Create a new index with a custom normalizer:
PUT /sample-index
{
"settings": {
"analysis": {
"normalizer": {
"normalized_keyword": {
"type": "custom",
"char_filter": [],
"filter": [ "asciifolding", "lowercase" ]
}
}
}
},
"mappings": {
"properties": {
"approach": {
"type": "keyword",
"normalizer": "normalized_keyword"
}
}
}
}
Index a document:
POST /sample-index/_doc/
{
"approach": "naive"
}
The following query matches the document. This is expected:
GET /sample-index/_search
{
"query": {
"term": {
"approach": "naive"
}
}
}
But this query matches the document as well:
GET /sample-index/_search
{
"query": {
"term": {
"approach": "Naïve"
}
}
}
To understand why, consider the effect of the normalizer:
GET /sample-index/_analyze
{
"normalizer" : "normalized_keyword",
"text" : "Naïve"
}
Internally, a normalizer accepts only filters that are instances of either NormalizingTokenFilterFactory
or NormalizingCharFilterFactory
. The following is a list of compatible filters found in modules and plugins that are part of the core Lucenia repository.
The common-analysis
module
This module does not require installation; it is available by default.

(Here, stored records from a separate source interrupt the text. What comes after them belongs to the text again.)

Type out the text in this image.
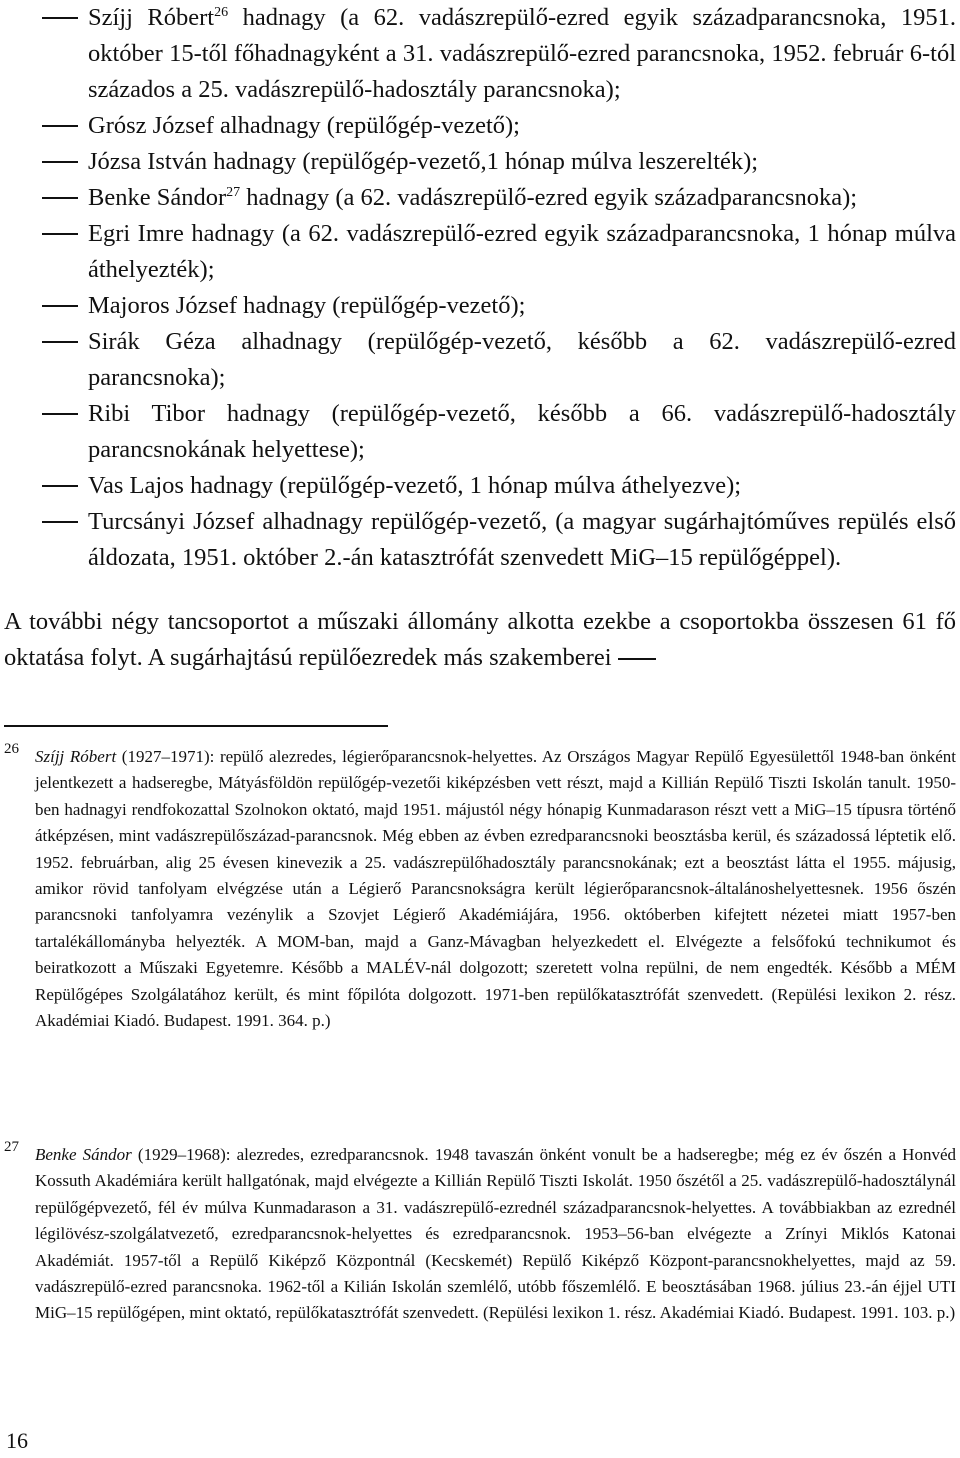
Szíjj Róbert$^{26}$ hadnagy (a 62. vadászrepülő-ezred egyik századparancsnoka, 1951. október 15-től főhadnagyként a 31. vadászrepülő-ezred parancsnoka, 1952. február 6-tól százados a 25. vadászrepülő-hadosztály parancsnoka);
Grósz József alhadnagy (repülőgép-vezető);
Józsa István hadnagy (repülőgép-vezető,1 hónap múlva leszerelték);
Benke Sándor$^{27}$ hadnagy (a 62. vadászrepülő-ezred egyik századparancsnoka);
Egri Imre hadnagy (a 62. vadászrepülő-ezred egyik századparancsnoka, 1 hónap múlva áthelyezték);
Majoros József hadnagy (repülőgép-vezető);
Sirák Géza alhadnagy (repülőgép-vezető, később a 62. vadászrepülő-ezred parancsnoka);
Ribi Tibor hadnagy (repülőgép-vezető, később a 66. vadászrepülő-hadosztály parancsnokának helyettese);
Vas Lajos hadnagy (repülőgép-vezető, 1 hónap múlva áthelyezve);
Turcsányi József alhadnagy repülőgép-vezető, (a magyar sugárhajtóműves repülés első áldozata, 1951. október 2.-án katasztrófát szenvedett MiG–15 repülőgéppel).

A további négy tancsoportot a műszaki állomány alkotta ezekbe a csoportokba összesen 61 fő oktatása folyt. A sugárhajtású repülőezredek más szakemberei

26 Szíjj Róbert (1927–1971): repülő alezredes, légierőparancsnok-helyettes. Az Országos Magyar Repülő Egyesülettől 1948-ban önként jelentkezett a hadseregbe, Mátyásföldön repülőgép-vezetői kiképzésben vett részt, majd a Killián Repülő Tiszti Iskolán tanult. 1950-ben hadnagyi rendfokozattal Szolnokon oktató, majd 1951. májustól négy hónapig Kunmadarason részt vett a MiG–15 típusra történő átképzésen, mint vadászrepülőszázad-parancsnok. Még ebben az évben ezredparancsnoki beosztásba kerül, és századossá léptetik elő. 1952. februárban, alig 25 évesen kinevezik a 25. vadászrepülőhadosztály parancsnokának; ezt a beosztást látta el 1955. májusig, amikor rövid tanfolyam elvégzése után a Légierő Parancsnokságra került légierőparancsnok-általánoshelyettesnek. 1956 őszén parancsnoki tanfolyamra vezénylik a Szovjet Légierő Akadémiájára, 1956. októberben kifejtett nézetei miatt 1957-ben tartalékállományba helyezték. A MOM-ban, majd a Ganz-Mávagban helyezkedett el. Elvégezte a felsőfokú technikumot és beiratkozott a Műszaki Egyetemre. Később a MALÉV-nál dolgozott; szeretett volna repülni, de nem engedték. Később a MÉM Repülőgépes Szolgálatához került, és mint főpilóta dolgozott. 1971-ben repülőkatasztrófát szenvedett. (Repülési lexikon 2. rész. Akadémiai Kiadó. Budapest. 1991. 364. p.)
27 Benke Sándor (1929–1968): alezredes, ezredparancsnok. 1948 tavaszán önként vonult be a hadseregbe; még ez év őszén a Honvéd Kossuth Akadémiára került hallgatónak, majd elvégezte a Killián Repülő Tiszti Iskolát. 1950 őszétől a 25. vadászrepülő-hadosztálynál repülőgépvezető, fél év múlva Kunmadarason a 31. vadászrepülő-ezrednél századparancsnok-helyettes. A továbbiakban az ezrednél légilövész-szolgálatvezető, ezredparancsnok-helyettes és ezredparancsnok. 1953–56-ban elvégezte a Zrínyi Miklós Katonai Akadémiát. 1957-től a Repülő Kiképző Központnál (Kecskemét) Repülő Kiképző Központ-parancsnokhelyettes, majd az 59. vadászrepülő-ezred parancsnoka. 1962-től a Kilián Iskolán szemlélő, utóbb főszemlélő. E beosztásában 1968. július 23.-án éjjel UTI MiG–15 repülőgépen, mint oktató, repülőkatasztrófát szenvedett. (Repülési lexikon 1. rész. Akadémiai Kiadó. Budapest. 1991. 103. p.)
16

Character filters: pattern_replace
, mapping
Token filters: arabic_normalization
, asciifolding
, bengali_normalization
, cjk_width
, decimal_digit
, elision
, german_normalization
, hindi_normalization
, indic_normalization
, lowercase
, persian_normalization
, scandinavian_folding
, scandinavian_normalization
, serbian_normalization
, sorani_normalization
, trim
, uppercase
The analysis-icu
plugin
Character filters: icu_normalizer
Token filters: icu_normalizer
, icu_folding
, icu_transform
The analysis-kuromoji
plugin
Character filters: normalize_kanji
, normalize_kana
The analysis-nori
plugin
Character filters: normalize_kanji
, normalize_kana
These lists of filters include only analysis components found in the additional plugins that are part of the core Lucenia repository.